Model with only abdominal diameter: model_ad <- lm(log(bwt) ~ I(log(ad)), data=secher)
Model with only biparietal diameter: model_bpd <- lm(log(bwt) ~ I(log(bpd)), data=secher)
Combine both models: model_combined <- lm(log(bwt) ~ I(log(ad)) + I(log(bpd)), data=secher)
summary(model_combined)
> data("secher")
> model_ad <- lm(log(bwt) ~ I(log(ad)), data=secher)
> summary(model_ad)
Call:
lm(formula = log(bwt) ~ I(log(ad)), data = secher)
Residuals:
Min 1Q Median 3Q Max
-0.58560 -0.06609 0.00184 0.07479 0.48435
Coefficients:
Estimate Std. Error t value Pr(>|t|)
(Intercept) -2.4446 0.5103 -4.791 5.49e-06 ***
I(log(ad)) 2.2365 0.1105 20.238 < 2e-16 ***
---
Signif. codes: 0 ‘***’ 0.001 ‘**’ 0.01 ‘*’ 0.05 ‘.’ 0.1 ‘ ’ 1
Residual standard error: 0.1275 on 105 degrees of freedom
Multiple R-squared: 0.7959, Adjusted R-squared: 0.794
F-statistic: 409.6 on 1 and 105 DF, p-value: < 2.2e-16
> model_bpd <- lm(log(bwt) ~ I(log(bpd)), data=secher)
> summary(model_bpd)
Call:
lm(formula = log(bwt) ~ I(log(bpd)), data = secher)
Residuals:
Min 1Q Median 3Q Max
-0.36478 -0.09725 0.01251 0.07703 0.51154
Coefficients:
Estimate Std. Error t value Pr(>|t|)
(Intercept) -7.0862 0.9062 -7.819 4.35e-12 ***
I(log(bpd)) 3.3320 0.2017 16.516 < 2e-16 ***
---
Signif. codes: 0 ‘***’ 0.001 ‘**’ 0.01 ‘*’ 0.05 ‘.’ 0.1 ‘ ’ 1
Residual standard error: 0.1488 on 105 degrees of freedom
Multiple R-squared: 0.7221, Adjusted R-squared: 0.7194
F-statistic: 272.8 on 1 and 105 DF, p-value: < 2.2e-16
> model_combined <- lm(log(bwt) ~ I(log(ad)) + I(log(bpd)), data=secher)
> summary(model_combined)
Call:
lm(formula = log(bwt) ~ I(log(ad)) + I(log(bpd)), data = secher)
Residuals:
Min 1Q Median 3Q Max
-0.35074 -0.06741 -0.00792 0.05750 0.36360
Coefficients:
Estimate Std. Error t value Pr(>|t|)
(Intercept) -5.8615 0.6617 -8.859 2.36e-14 ***
I(log(ad)) 1.4667 0.1467 9.998 < 2e-16 ***
I(log(bpd)) 1.5519 0.2294 6.764 8.09e-10 ***
---
Signif. codes: 0 ‘***’ 0.001 ‘**’ 0.01 ‘*’ 0.05 ‘.’ 0.1 ‘ ’ 1
Residual standard error: 0.1068 on 104 degrees of freedom
Multiple R-squared: 0.8583, Adjusted R-squared: 0.8556
F-statistic: 314.9 on 2 and 104 DF, p-value: < 2.2e-16

By looking aat model_ad, model_bpd, and model_combined 85% is increased when using both diameters. As r^2 increases, the variability becomes more and more obvious.
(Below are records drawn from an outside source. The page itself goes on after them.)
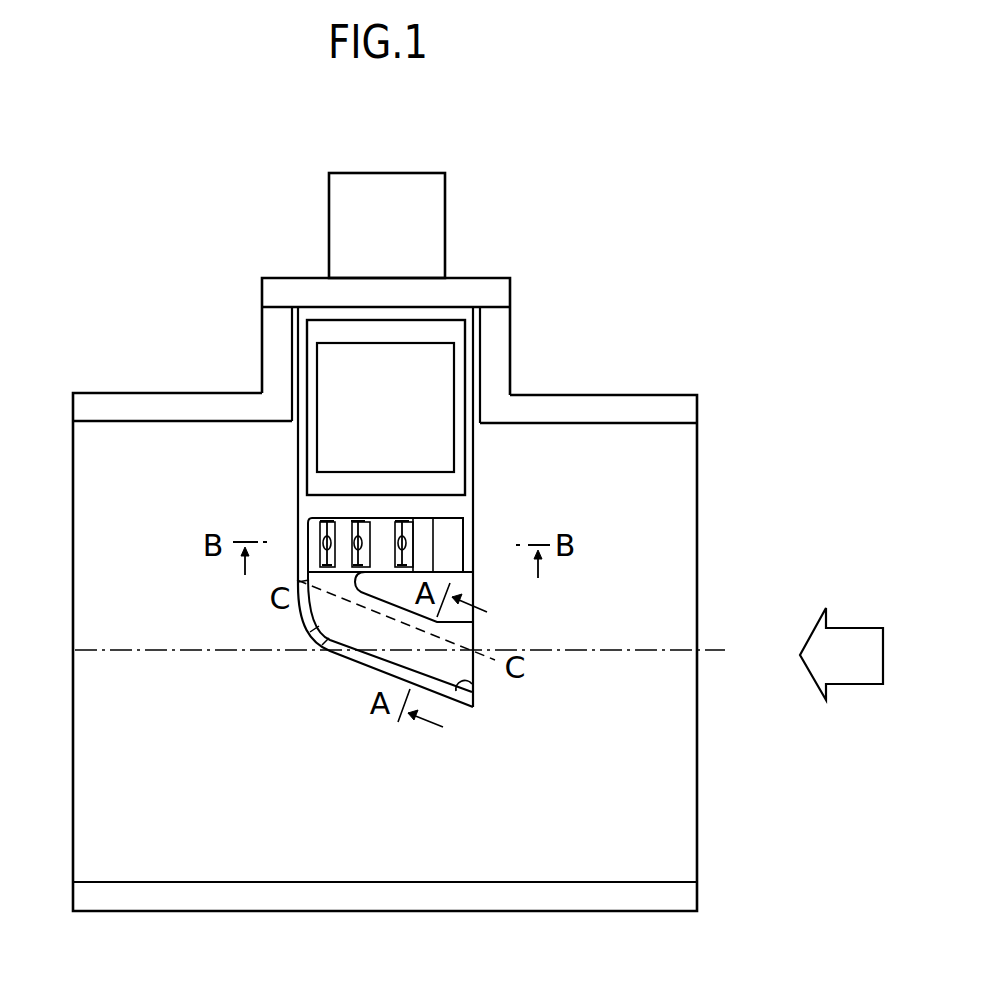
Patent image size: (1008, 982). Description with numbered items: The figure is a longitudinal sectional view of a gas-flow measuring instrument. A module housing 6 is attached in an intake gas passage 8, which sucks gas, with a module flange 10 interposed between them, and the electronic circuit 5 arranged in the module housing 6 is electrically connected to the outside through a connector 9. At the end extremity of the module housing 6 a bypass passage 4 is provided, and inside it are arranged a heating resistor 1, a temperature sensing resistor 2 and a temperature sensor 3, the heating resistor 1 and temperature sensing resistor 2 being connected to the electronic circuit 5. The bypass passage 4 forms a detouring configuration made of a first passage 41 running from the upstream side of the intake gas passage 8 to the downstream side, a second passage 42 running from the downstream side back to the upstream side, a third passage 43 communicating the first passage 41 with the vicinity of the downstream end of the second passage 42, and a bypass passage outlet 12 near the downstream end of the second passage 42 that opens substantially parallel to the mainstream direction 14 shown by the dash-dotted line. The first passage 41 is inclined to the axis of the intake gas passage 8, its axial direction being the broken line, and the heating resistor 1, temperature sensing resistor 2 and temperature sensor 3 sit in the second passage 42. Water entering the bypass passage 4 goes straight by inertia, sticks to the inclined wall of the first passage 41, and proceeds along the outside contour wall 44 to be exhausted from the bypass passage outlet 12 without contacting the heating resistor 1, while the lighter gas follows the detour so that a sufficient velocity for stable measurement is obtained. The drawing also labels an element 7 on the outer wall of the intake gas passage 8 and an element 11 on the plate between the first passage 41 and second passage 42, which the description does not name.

The heating resistor 1 is at (404, 520).
The temperature sensing resistor 2 is at (368, 520).
The temperature sensor 3 is at (299, 530).
The bypass passage 4 is at (380, 617).
The electronic circuit 5 is at (437, 358).
The module housing 6 is at (292, 462).
The main passage body 7 is at (97, 393).
The intake gas passage 8 is at (587, 868).
The connector 9 is at (445, 200).
The module flange 10 is at (282, 278).
The partition plate 11 is at (475, 640).
The bypass passage outlet 12 is at (473, 527).
The mainstream direction 14 is at (855, 648).
The first passage 41 is at (350, 633).
The second passage 42 is at (382, 522).
The third passage 43 is at (346, 518).
The outside contour wall 44 is at (472, 676).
model_combined r^2 = 0.85 model_bpd r^2 = 0.72 model_ad r^2 = 0.79

When the abdominal and biparietal model are added together, we get a value close to 3 showing that the prediction is accurate.

Just an additional question (this will not be graded). When should we consider “log-transforming” a dataset? This is a very common practice in data science.

Using log-transforming can help reduce variance and outliers.